Wyraz twarzy Davida zmienił się z wymuskanej pewności siebie w zdumienie. Szybko zerkał na Alexa, na mnie, a jego umysł stanowi rozwiązanie przetworzone, które pojawia się, gdy jest on łudząco podobny.
„Jak… jak to możliwe?” wyjąkał Dawid, a jego głos był ledwie słyszalny.
Stalowe spojrzenie Margaret przesunęło się z syna na mnie, a trybiki w jej głowie powróciły, obracając się w kółko. To nie był wieczór, jaka zaplanowała. Niemal urządzenie, jak zmieniające się działanie, urządzenie zabezpieczające i zabezpieczające. Ale to nie była jej chwila; do była moja.
„Nigdy nie pytałeś, co się stało po moim odejściu” – powiedziałem cicho, ale na tyle charakterystycznych, przez pobliscy goście usłyszeli. „Tak szybko poszedłeś dalej, żeby się „ulepszyć”. Ale życie ma swój sposób, żeby nas dogonić, prawda?”
Margaret odzyskała spokój, a jej głos na słodkiego, syropowego tonu. „No cóż, czyż to nie cudowna niespodzianka?” – zagruchała, udostępniona zamaskować udostępniane. „Muszę przyznać, że to eleganckiemu chłopakowi”.

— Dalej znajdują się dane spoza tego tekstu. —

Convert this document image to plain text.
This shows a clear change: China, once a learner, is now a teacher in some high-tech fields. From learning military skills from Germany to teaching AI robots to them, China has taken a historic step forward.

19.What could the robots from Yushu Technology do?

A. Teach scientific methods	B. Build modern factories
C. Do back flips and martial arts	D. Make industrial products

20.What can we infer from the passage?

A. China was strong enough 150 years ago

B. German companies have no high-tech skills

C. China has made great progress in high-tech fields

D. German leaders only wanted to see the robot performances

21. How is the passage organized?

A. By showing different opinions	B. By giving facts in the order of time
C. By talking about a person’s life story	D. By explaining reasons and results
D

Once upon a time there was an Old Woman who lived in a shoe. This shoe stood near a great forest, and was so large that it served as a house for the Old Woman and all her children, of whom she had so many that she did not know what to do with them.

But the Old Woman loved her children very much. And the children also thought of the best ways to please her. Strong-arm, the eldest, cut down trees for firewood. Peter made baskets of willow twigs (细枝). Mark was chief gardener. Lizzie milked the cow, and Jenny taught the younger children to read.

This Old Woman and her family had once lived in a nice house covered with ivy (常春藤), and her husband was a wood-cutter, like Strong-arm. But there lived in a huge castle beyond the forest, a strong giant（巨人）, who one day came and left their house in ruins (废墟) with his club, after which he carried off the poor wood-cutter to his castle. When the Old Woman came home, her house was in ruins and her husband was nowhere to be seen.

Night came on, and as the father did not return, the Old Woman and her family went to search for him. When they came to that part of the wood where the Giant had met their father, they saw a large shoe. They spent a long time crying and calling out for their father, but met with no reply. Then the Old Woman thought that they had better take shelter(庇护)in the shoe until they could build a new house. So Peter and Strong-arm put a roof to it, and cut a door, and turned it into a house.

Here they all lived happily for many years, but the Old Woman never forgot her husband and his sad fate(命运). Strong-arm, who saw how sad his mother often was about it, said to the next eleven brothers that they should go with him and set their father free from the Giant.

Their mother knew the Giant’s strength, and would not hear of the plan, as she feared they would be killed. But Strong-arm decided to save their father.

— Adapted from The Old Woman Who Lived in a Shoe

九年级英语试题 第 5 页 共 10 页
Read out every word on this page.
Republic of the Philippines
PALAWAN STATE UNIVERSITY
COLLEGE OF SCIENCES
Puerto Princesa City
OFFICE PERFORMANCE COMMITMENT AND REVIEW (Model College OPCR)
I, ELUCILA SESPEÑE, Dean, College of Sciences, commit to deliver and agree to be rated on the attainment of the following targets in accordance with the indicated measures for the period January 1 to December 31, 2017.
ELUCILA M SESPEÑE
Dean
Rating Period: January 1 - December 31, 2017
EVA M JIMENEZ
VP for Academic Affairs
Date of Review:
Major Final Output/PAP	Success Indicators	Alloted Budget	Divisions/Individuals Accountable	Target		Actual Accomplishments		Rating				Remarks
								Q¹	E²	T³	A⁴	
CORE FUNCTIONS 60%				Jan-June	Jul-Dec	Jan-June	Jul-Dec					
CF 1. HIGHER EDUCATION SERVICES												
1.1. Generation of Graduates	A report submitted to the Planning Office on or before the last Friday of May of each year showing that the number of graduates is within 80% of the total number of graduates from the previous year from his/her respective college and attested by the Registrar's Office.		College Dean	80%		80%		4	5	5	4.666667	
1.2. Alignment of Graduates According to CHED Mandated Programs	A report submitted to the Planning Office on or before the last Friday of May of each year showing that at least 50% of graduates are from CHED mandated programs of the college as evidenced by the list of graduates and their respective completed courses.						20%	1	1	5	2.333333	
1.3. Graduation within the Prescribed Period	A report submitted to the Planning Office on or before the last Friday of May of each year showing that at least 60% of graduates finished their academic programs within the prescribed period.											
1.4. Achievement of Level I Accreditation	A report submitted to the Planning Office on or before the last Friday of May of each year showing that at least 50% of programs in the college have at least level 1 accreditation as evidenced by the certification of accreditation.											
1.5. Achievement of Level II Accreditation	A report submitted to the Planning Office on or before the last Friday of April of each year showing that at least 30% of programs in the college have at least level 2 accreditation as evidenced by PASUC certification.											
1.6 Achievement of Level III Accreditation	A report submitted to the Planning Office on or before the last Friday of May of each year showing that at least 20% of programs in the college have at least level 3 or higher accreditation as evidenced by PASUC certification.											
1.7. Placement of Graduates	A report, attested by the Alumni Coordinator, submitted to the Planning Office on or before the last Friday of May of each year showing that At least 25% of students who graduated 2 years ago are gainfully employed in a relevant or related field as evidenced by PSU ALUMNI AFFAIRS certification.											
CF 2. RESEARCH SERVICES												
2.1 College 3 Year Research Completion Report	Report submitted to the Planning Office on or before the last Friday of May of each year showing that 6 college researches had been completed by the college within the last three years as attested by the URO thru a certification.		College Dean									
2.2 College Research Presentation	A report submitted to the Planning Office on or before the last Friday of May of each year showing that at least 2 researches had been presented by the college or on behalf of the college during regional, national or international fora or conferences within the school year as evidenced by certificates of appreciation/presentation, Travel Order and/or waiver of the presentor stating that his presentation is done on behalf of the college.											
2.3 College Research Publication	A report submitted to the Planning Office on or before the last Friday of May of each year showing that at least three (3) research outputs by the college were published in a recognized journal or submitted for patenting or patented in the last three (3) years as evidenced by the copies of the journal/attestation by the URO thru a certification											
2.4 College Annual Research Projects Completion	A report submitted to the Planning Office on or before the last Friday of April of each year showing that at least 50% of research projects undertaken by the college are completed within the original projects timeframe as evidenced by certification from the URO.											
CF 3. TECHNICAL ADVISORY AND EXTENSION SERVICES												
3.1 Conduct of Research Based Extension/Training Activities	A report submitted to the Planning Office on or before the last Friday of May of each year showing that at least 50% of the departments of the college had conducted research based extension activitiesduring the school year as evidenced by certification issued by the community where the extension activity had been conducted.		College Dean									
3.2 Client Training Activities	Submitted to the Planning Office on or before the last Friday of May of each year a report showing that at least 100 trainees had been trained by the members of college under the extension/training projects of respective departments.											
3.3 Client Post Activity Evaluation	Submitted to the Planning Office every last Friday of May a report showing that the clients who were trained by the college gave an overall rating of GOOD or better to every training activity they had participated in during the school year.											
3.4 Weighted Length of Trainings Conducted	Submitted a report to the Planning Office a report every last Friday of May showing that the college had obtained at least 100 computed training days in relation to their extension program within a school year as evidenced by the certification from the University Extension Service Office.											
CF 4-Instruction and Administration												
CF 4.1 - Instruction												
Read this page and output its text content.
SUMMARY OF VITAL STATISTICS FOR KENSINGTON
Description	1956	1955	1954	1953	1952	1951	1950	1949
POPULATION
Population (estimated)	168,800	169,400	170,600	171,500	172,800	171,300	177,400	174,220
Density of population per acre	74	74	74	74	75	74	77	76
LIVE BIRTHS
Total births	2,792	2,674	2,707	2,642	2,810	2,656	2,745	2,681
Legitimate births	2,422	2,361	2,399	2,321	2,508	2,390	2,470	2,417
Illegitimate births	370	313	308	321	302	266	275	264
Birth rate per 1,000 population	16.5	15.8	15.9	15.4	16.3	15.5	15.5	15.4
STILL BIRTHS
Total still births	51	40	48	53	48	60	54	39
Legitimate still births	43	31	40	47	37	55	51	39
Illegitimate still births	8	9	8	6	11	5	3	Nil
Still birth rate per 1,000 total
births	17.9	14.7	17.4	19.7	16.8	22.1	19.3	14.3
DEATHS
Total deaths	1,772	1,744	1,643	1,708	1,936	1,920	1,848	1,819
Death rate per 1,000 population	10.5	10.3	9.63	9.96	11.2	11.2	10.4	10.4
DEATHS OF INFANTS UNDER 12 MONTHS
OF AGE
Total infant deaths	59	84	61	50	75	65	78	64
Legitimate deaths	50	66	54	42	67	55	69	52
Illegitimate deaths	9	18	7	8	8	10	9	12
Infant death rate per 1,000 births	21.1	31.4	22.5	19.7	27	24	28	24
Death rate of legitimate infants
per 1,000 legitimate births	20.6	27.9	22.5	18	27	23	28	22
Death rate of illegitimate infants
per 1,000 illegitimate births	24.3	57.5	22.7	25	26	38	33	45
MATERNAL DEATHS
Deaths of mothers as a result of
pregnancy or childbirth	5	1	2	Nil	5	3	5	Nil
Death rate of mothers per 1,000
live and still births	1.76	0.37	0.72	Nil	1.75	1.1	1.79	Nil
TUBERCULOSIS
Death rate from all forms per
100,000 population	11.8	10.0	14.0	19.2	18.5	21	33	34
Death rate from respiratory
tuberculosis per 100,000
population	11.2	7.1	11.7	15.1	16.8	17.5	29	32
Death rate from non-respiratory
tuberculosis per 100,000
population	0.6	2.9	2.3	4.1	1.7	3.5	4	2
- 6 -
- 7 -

„Dziękuję” – rozkładam, odpadc neutralny ton. „To cudowne dziecko i jestem z nim bardzo dumna”.
Goście wokół nas szemrali, rozbudzeni ciekawością rozwijającego się dramatu. Gala w Lancaster właśnie się pojawiła, a wszyscy nie mogli się pojawić, by zobaczyć wydarzenie.
David odchrząknął, zabezpieczenie przed kontrolą. „Evelyn, dlaczego mi nie powiedziałaś?” – pytanie z nutą oskarżenia w głosie.